Endometrial cancer has been generally categorized into two broad groups of tumors, type I (TI) and type II (TII), with distinct epidemiological/clinical features and genetic alterations. Because telomere attrition appears to trigger genomic instability in certain cancers, we explored the role of telomere dysfunction in endometrial cancer by analyzing telomeres and other markers of telomere status in both tumor types. We describe a new method, telomere chromogenic in situ hybridization, which permitted us to detect cells with short telomeres relative to control (stromal) cells within the same tissue section.
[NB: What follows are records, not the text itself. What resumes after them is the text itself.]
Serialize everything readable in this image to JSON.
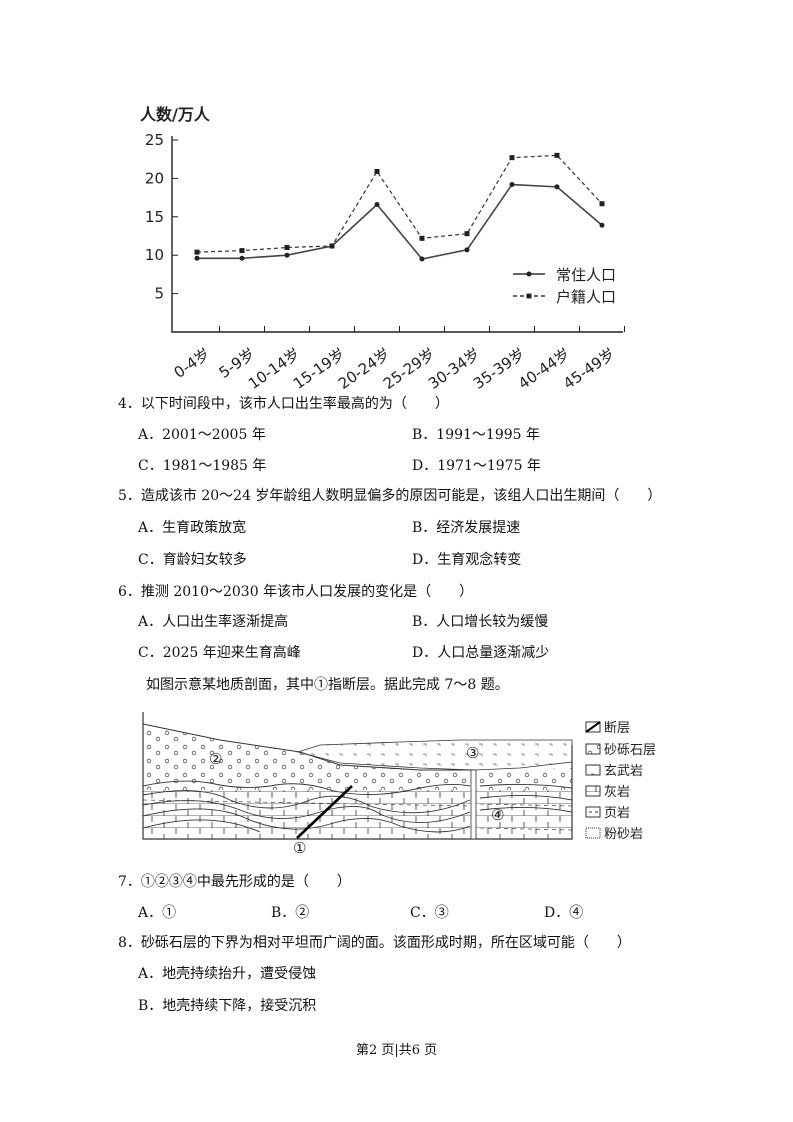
{
  "chart_data": {
    "type": "line",
    "ylabel": "人数/万人",
    "ylim": [
      0,
      25
    ],
    "yticks": [
      5,
      10,
      15,
      20,
      25
    ],
    "categories": [
      "0-4岁",
      "5-9岁",
      "10-14岁",
      "15-19岁",
      "20-24岁",
      "25-29岁",
      "30-34岁",
      "35-39岁",
      "40-44岁",
      "45-49岁"
    ],
    "series": [
      {
        "name": "常住人口",
        "style": "solid",
        "values": [
          9.6,
          9.6,
          10.0,
          11.2,
          16.6,
          9.5,
          10.7,
          19.2,
          18.9,
          13.9
        ]
      },
      {
        "name": "户籍人口",
        "style": "dashed",
        "values": [
          10.4,
          10.6,
          11.0,
          11.2,
          20.9,
          12.2,
          12.8,
          22.7,
          23.0,
          16.7
        ]
      }
    ],
    "legend_position": "right",
    "grid": false
  },
  "questions": [
    {
      "stem": "4．以下时间段中，该市人口出生率最高的为（　　）",
      "options": [
        "A．2001～2005 年",
        "B．1991～1995 年",
        "C．1981～1985 年",
        "D．1971～1975 年"
      ]
    },
    {
      "stem": "5．造成该市 20～24 岁年龄组人数明显偏多的原因可能是，该组人口出生期间（　　）",
      "options": [
        "A．生育政策放宽",
        "B．经济发展提速",
        "C．育龄妇女较多",
        "D．生育观念转变"
      ]
    },
    {
      "stem": "6．推测 2010～2030 年该市人口发展的变化是（　　）",
      "options": [
        "A．人口出生率逐渐提高",
        "B．人口增长较为缓慢",
        "C．2025 年迎来生育高峰",
        "D．人口总量逐渐减少"
      ]
    }
  ],
  "intro": "如图示意某地质剖面，其中①指断层。据此完成 7～8 题。",
  "diagram": {
    "labels": [
      "①",
      "②",
      "③",
      "④"
    ],
    "legend": [
      "断层",
      "砂砾石层",
      "玄武岩",
      "灰岩",
      "页岩",
      "粉砂岩"
    ]
  },
  "questions2": [
    {
      "stem": "7．①②③④中最先形成的是（　　）",
      "options": [
        "A．①",
        "B．②",
        "C．③",
        "D．④"
      ]
    },
    {
      "stem": "8．砂砾石层的下界为相对平坦而广阔的面。该面形成时期，所在区域可能（　　）",
      "options": [
        "A．地壳持续抬升，遭受侵蚀",
        "B．地壳持续下降，接受沉积"
      ]
    }
  ],
  "footer": "第2 页|共6 页"
}
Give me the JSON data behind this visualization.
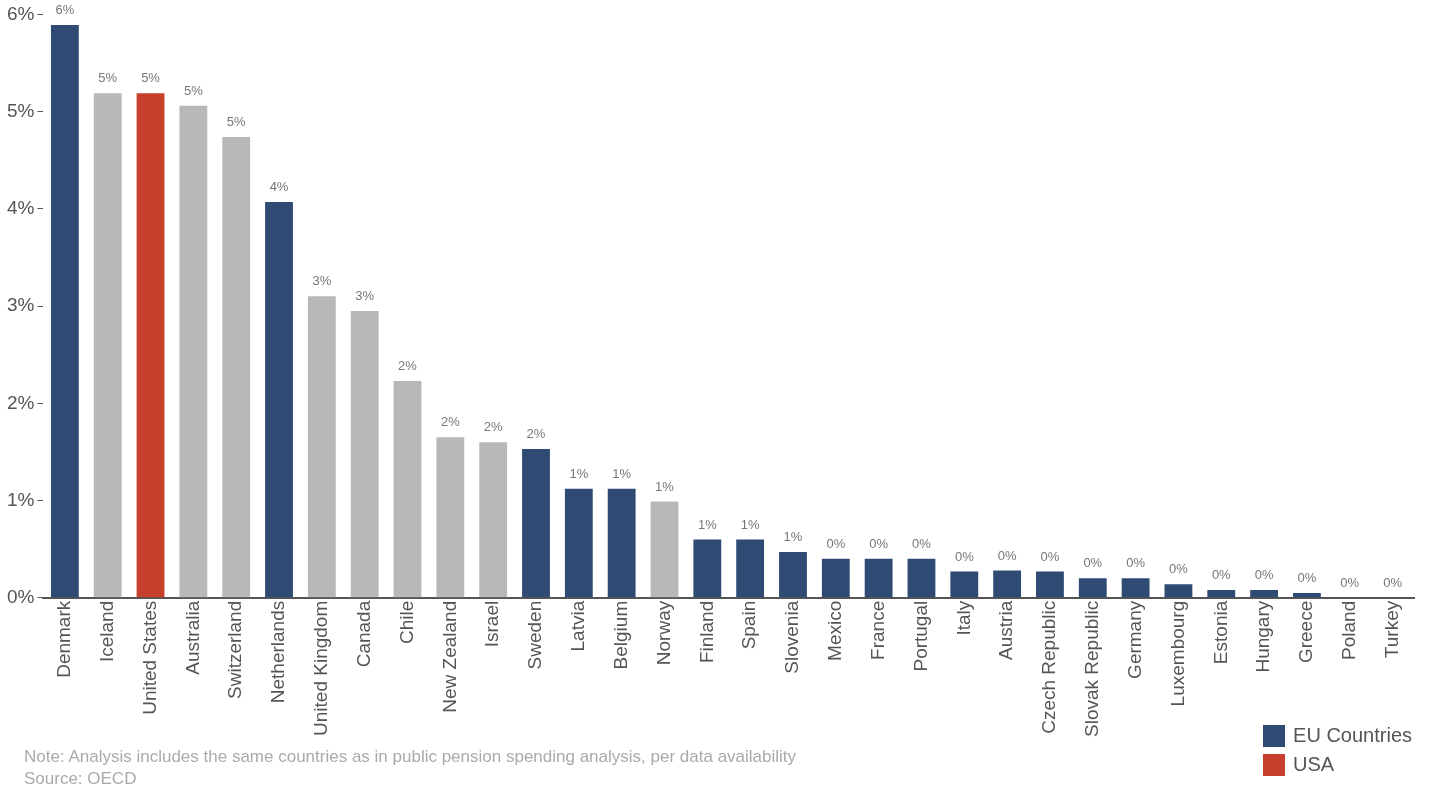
{
  "chart_data": {
    "type": "bar",
    "categories": [
      "Denmark",
      "Iceland",
      "United States",
      "Australia",
      "Switzerland",
      "Netherlands",
      "United Kingdom",
      "Canada",
      "Chile",
      "New Zealand",
      "Israel",
      "Sweden",
      "Latvia",
      "Belgium",
      "Norway",
      "Finland",
      "Spain",
      "Slovenia",
      "Mexico",
      "France",
      "Portugal",
      "Italy",
      "Austria",
      "Czech Republic",
      "Slovak Republic",
      "Germany",
      "Luxembourg",
      "Estonia",
      "Hungary",
      "Greece",
      "Poland",
      "Turkey"
    ],
    "series": [
      {
        "name": "EU Countries",
        "color": "#2f4a73",
        "values": [
          5.89,
          null,
          null,
          null,
          null,
          4.07,
          null,
          null,
          null,
          null,
          null,
          1.53,
          1.12,
          1.12,
          null,
          0.6,
          0.6,
          0.47,
          0.4,
          0.4,
          0.4,
          0.27,
          0.28,
          0.27,
          0.2,
          0.2,
          0.14,
          0.08,
          0.08,
          0.05,
          0,
          null
        ]
      },
      {
        "name": "USA",
        "color": "#c7402d",
        "values": [
          null,
          null,
          5.19,
          null,
          null,
          null,
          null,
          null,
          null,
          null,
          null,
          null,
          null,
          null,
          null,
          null,
          null,
          null,
          null,
          null,
          null,
          null,
          null,
          null,
          null,
          null,
          null,
          null,
          null,
          null,
          null,
          null
        ]
      },
      {
        "color": "#b8b8b8",
        "values": [
          null,
          5.19,
          null,
          5.06,
          4.74,
          null,
          3.1,
          2.95,
          2.23,
          1.65,
          1.6,
          null,
          null,
          null,
          0.99,
          null,
          null,
          null,
          null,
          null,
          null,
          null,
          null,
          null,
          null,
          null,
          null,
          null,
          null,
          null,
          null,
          0
        ]
      }
    ],
    "value_labels": [
      "6%",
      "5%",
      "5%",
      "5%",
      "5%",
      "4%",
      "3%",
      "3%",
      "2%",
      "2%",
      "2%",
      "2%",
      "1%",
      "1%",
      "1%",
      "1%",
      "1%",
      "1%",
      "0%",
      "0%",
      "0%",
      "0%",
      "0%",
      "0%",
      "0%",
      "0%",
      "0%",
      "0%",
      "0%",
      "0%",
      "0%",
      "0%"
    ],
    "ylim": [
      0,
      6
    ],
    "yticks": [
      {
        "value": 0,
        "label": "0%"
      },
      {
        "value": 1,
        "label": "1%"
      },
      {
        "value": 2,
        "label": "2%"
      },
      {
        "value": 3,
        "label": "3%"
      },
      {
        "value": 4,
        "label": "4%"
      },
      {
        "value": 5,
        "label": "5%"
      },
      {
        "value": 6,
        "label": "6%"
      }
    ],
    "grid": false,
    "legend": "bottom right",
    "annotations": [
      "Note: Analysis includes the same countries as in public pension spending analysis, per data availability",
      "Source: OECD"
    ]
  }
}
Using this method, we found that both types of tumor cells had short telomeres. However, only TII tumors were significantly associated with critical telomere shortening in adjacent, morphologically normal epithelium, suggesting that telomere shortening contributes to the initiation of TII but not TI tumors. To explore this hypothesis, we analyzed mice with critically short telomeres and documented distinctive endometrial lesions that histologically resembled the in situ precursor of TII serous carcinomas; these lesions have not been observed previously in TI mouse models of endometrial cancer. Based on this and previous studies, we propose a model in which telomere attrition contributes to the initiation of TII and progression of TI endometrial cancers.